Eddy Mitchell, de retour avec son big band, au Palais des Sports

Par @Culturebox
Mis à jour le 16/03/2016 à 15H32, publié le 16/03/2016 à 15H16
Eddy Mitchell au Palais des Sports de Paris (15 mars 2016)

Eddy Mitchell au Palais des Sports de Paris (15 mars 2016)

© François Guillot / AFP

Ses adieux en 2011 n'étaient qu'un au revoir : Eddy Mitchell s'offre le Palais des Sports jusqu'au 3 avril accompagné d'un big band de 21 musiciens, instruments et choristes, pour revisiter ses tubes et rendre hommage à ses idoles, de Frank Sinatra à Otis Redding. Le premier concert avait lieu mardi.

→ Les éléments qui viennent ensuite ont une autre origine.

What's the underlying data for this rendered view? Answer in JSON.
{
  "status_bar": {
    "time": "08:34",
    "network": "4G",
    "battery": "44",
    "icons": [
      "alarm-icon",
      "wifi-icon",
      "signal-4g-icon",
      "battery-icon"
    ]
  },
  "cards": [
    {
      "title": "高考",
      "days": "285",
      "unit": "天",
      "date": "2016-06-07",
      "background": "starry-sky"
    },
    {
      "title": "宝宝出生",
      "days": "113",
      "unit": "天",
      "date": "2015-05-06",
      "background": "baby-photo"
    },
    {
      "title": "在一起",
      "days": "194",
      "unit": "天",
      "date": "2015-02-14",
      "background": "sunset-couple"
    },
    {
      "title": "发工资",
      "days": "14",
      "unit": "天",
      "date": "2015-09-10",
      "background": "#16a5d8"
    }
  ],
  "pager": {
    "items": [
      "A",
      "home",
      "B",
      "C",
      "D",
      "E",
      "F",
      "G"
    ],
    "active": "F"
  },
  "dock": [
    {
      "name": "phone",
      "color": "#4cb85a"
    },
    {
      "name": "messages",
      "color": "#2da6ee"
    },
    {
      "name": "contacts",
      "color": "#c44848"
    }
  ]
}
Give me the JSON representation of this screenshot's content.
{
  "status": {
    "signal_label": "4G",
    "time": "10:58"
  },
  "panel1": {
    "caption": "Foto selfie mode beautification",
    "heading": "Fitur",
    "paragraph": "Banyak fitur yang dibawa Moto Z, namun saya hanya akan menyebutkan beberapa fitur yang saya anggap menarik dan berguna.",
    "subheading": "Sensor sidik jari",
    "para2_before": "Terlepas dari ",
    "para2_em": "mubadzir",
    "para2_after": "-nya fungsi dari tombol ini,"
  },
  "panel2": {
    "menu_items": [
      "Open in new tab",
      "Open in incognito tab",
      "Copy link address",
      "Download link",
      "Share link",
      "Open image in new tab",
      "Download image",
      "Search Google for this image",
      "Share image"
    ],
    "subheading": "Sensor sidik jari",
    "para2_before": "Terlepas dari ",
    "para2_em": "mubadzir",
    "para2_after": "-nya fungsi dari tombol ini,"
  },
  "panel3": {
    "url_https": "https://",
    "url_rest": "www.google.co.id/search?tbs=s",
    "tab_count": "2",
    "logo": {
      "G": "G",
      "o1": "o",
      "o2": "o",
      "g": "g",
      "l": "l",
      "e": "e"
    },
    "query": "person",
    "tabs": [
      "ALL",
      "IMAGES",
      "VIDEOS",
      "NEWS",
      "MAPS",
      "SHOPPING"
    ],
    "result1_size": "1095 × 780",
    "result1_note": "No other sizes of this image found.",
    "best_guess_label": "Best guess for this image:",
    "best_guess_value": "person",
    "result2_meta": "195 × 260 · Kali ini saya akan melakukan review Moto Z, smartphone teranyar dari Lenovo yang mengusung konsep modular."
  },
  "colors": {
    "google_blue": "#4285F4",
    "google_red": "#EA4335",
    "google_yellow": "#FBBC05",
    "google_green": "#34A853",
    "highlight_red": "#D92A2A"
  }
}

"Je n'ai jamais dit que je ne referais pas de scène, j'ai dit que je ne referais pas de tournée !", a confié il y a quelques mois "Monsieur Eddy", qui a publié en octobre son 36e album studio de dix titres inédits et deux reprises, deux ans après son précédent opus.
              
L'an dernier, Eddy Mitchell refusant l'idée de devenir un "papy du rock", était déjà sorti de sa retraite pour remonter sur scène à Bercy pour six concerts avec les "Vieilles canailles", ses "potes" Jacques Dutronc et Johnny  Hallyday.
 
Cette fois-ci, le "Grand Schmoll", 73 ans, qui a sorti son premier disque en 1961 avec "Les Chaussettes noires" sous la houlette d'Eddie Barclay, est de retour pour plus de deux heures sans entracte, en version crooneur, costume noir, chemise blanche et barbe courte.
Eddy Mitchell, "Il faut vivre vite", extrait de "Big Band"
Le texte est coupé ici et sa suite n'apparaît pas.